By 1883, they reluctantly returned to England. In May 1886, Stillman was appointed the Italian and Greek correspondent for The Times. With a base in Rome, he travelled there with daughters Lisa and Bella, while Spartali Stillman stayed in London with the younger children. The 1880s were a productive painting period for Spartali Stillman: Love’s Messenger (1885); Dante at Verona (1888); Messer Ansaldo Showing Dianora his Enchanted Garden (1888); and The First Meeting of Petrarch and Laura in the Church of Santa Chiara, (1889) were all completed in London.
The family’s Roman sojourn ended when Stillman retired in 1898 and they settled in Surrey.
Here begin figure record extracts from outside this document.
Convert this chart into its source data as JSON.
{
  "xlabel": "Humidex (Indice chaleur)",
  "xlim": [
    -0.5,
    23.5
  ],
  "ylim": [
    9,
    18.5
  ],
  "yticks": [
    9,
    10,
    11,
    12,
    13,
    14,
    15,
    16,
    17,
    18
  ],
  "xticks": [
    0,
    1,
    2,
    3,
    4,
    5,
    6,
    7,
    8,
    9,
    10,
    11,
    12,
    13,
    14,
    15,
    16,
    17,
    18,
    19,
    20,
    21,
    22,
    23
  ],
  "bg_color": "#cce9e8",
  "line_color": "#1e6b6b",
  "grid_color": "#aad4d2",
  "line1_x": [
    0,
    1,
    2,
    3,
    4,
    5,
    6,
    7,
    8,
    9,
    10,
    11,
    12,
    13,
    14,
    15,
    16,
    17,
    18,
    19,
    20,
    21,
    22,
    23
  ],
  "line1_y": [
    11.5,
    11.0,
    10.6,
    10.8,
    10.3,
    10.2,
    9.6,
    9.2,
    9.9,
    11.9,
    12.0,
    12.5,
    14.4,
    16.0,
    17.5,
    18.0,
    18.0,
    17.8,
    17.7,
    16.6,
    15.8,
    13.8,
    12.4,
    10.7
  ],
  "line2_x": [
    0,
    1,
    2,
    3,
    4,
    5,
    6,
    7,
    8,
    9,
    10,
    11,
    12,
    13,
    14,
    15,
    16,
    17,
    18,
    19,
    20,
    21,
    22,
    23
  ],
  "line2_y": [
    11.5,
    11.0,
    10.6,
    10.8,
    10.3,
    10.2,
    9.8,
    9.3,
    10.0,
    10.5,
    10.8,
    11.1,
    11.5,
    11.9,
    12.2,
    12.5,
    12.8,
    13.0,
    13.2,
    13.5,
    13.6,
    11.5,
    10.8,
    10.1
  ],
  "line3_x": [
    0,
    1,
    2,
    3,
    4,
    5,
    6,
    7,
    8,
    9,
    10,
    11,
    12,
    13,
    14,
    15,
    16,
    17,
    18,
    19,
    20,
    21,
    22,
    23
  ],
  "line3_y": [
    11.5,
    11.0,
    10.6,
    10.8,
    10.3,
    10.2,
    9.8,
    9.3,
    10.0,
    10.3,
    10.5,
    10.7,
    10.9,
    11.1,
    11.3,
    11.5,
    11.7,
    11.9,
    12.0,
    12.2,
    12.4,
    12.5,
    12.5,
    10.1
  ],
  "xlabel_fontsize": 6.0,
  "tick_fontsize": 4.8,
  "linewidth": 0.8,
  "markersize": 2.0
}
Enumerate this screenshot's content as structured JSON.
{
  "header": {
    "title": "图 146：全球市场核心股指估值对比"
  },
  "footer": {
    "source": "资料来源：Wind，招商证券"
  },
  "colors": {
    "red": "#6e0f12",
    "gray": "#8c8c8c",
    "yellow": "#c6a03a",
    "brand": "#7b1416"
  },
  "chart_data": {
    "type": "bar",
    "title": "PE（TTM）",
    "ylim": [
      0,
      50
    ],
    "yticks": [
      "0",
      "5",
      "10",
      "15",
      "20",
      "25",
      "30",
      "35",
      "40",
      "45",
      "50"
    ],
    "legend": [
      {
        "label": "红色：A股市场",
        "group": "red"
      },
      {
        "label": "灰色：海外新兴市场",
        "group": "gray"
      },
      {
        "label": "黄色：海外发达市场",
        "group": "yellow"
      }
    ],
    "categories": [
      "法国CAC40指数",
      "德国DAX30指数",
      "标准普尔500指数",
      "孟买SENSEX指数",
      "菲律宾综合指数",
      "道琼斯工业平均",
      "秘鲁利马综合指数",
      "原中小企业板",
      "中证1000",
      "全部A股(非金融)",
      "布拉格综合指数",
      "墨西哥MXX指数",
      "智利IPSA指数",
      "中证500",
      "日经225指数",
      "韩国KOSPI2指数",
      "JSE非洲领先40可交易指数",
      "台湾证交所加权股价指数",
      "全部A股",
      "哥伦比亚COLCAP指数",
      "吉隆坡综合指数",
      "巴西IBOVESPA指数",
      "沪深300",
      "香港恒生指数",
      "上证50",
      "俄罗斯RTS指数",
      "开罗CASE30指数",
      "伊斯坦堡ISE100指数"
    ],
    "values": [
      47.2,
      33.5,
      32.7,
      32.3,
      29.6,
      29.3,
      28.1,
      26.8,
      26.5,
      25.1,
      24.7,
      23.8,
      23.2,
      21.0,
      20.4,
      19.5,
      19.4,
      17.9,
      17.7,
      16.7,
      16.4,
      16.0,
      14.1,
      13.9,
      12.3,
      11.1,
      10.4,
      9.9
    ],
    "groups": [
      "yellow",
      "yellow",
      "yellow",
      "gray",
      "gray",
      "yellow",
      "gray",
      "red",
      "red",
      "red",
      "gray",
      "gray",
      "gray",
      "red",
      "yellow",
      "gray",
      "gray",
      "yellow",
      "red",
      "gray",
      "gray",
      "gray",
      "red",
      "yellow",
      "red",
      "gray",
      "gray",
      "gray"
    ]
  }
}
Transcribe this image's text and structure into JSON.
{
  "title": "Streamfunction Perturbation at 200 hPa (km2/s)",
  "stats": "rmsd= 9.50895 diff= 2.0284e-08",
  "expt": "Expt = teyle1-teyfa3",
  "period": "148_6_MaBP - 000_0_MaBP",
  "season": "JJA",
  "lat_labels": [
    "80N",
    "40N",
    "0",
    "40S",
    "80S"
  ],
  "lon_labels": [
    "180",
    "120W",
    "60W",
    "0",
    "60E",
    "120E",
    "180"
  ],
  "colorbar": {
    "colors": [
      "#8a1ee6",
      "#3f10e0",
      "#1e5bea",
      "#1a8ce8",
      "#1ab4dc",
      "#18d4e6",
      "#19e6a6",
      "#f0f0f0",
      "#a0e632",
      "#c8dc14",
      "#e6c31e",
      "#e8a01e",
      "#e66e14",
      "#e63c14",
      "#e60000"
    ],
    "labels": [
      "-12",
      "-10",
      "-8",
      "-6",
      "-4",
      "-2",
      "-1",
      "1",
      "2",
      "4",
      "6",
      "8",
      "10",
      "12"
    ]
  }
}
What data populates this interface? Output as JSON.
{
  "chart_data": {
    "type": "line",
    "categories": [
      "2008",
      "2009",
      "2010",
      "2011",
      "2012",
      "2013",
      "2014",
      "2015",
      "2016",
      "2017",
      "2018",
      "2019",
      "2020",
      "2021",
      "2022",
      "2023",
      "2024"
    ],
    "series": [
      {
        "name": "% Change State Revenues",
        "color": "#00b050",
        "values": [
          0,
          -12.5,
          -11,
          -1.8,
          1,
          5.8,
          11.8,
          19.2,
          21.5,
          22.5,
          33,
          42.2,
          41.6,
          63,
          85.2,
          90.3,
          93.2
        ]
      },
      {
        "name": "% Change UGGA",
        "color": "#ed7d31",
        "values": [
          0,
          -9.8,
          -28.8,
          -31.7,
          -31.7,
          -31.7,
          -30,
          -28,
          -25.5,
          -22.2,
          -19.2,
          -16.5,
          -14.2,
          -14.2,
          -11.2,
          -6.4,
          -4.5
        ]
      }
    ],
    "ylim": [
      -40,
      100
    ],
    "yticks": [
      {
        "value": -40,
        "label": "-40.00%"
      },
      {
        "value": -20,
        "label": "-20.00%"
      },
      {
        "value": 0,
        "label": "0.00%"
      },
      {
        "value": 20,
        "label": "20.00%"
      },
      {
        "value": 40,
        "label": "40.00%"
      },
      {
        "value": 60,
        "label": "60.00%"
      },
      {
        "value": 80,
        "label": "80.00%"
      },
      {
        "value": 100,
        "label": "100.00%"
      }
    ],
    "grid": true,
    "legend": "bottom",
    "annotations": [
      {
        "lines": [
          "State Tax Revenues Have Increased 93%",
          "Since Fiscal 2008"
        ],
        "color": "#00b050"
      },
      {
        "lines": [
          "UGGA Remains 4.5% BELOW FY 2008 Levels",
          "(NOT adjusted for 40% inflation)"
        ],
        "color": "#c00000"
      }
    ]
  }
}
Spartali Stillman continued to paint until her death (aged 83) on 6 March 1927 at the London home of her stepdaughter Bella. She was buried at Brookwood Cemetery in Surrey, alongside her husband.
The Shrubbery, a grand mansion in Battersea, which Marie’s father owned from 1864 until 1885, was her London home until her marriage in 1871. Her connection to the house then continued for the next 14 years. It is associated with two important aspects of her life: first, as a young woman, when she was a model for Pre-Raphaelite artists; and secondly, when she began to establish her reputation as an artist. The Shrubbery was her base from which she painted, prepared her works for exhibition, and sent items out for display.
In her lifetime, Spartali Stillman was recognised for two roles within the Pre-Raphaelite circle: as an admired painter in watercolour and as an artist’s model. She was one of a small number of professional women artists in the late 19th century and successfully exhibited in galleries in London, Liverpool, Manchester and America. Within her lifetime, women painters were regarded as amateurs and critical response to her work was mixed; George Bernard Shaw pointed out ‘technical infirmities’ in her work but thought her paintings had ‘a rare quality of being memorable’ (The World, 16 May 1888).
After her death, interest in the PRB grew. Yet the stories of their life and loves, entwined with the women portrayed in their paintings, often overshadowed any appreciation of the women. Hence, little was written of Spartali Stillman as an artist. Critical attention reassessed this in the later 20th century with the development of academic studies into women’s history. The Manchester exhibition ‘Pre-Raphaelite Women Artists’ (1998) highlighted this change and her works are now included in major group exhibitions on the Pre-Raphaelites. A dedicated show at the Delaware Art Museum in the United States – which holds the largest public collection of her art – travelled to the Watts Gallery, Surrey (2015).
More recently, she was selected as one of 12 women to be shown in ‘Pre-Raphaelite Sisters’ (National Portrait Gallery, 2019). An illustrated biography shared with her husband (A Pre-Raphaelite Marriage, by David Elliott, 2006), and entries in the Oxford Dictionary of National Biography and in specialist compendiums have further established Spartali Stillman’s reputation.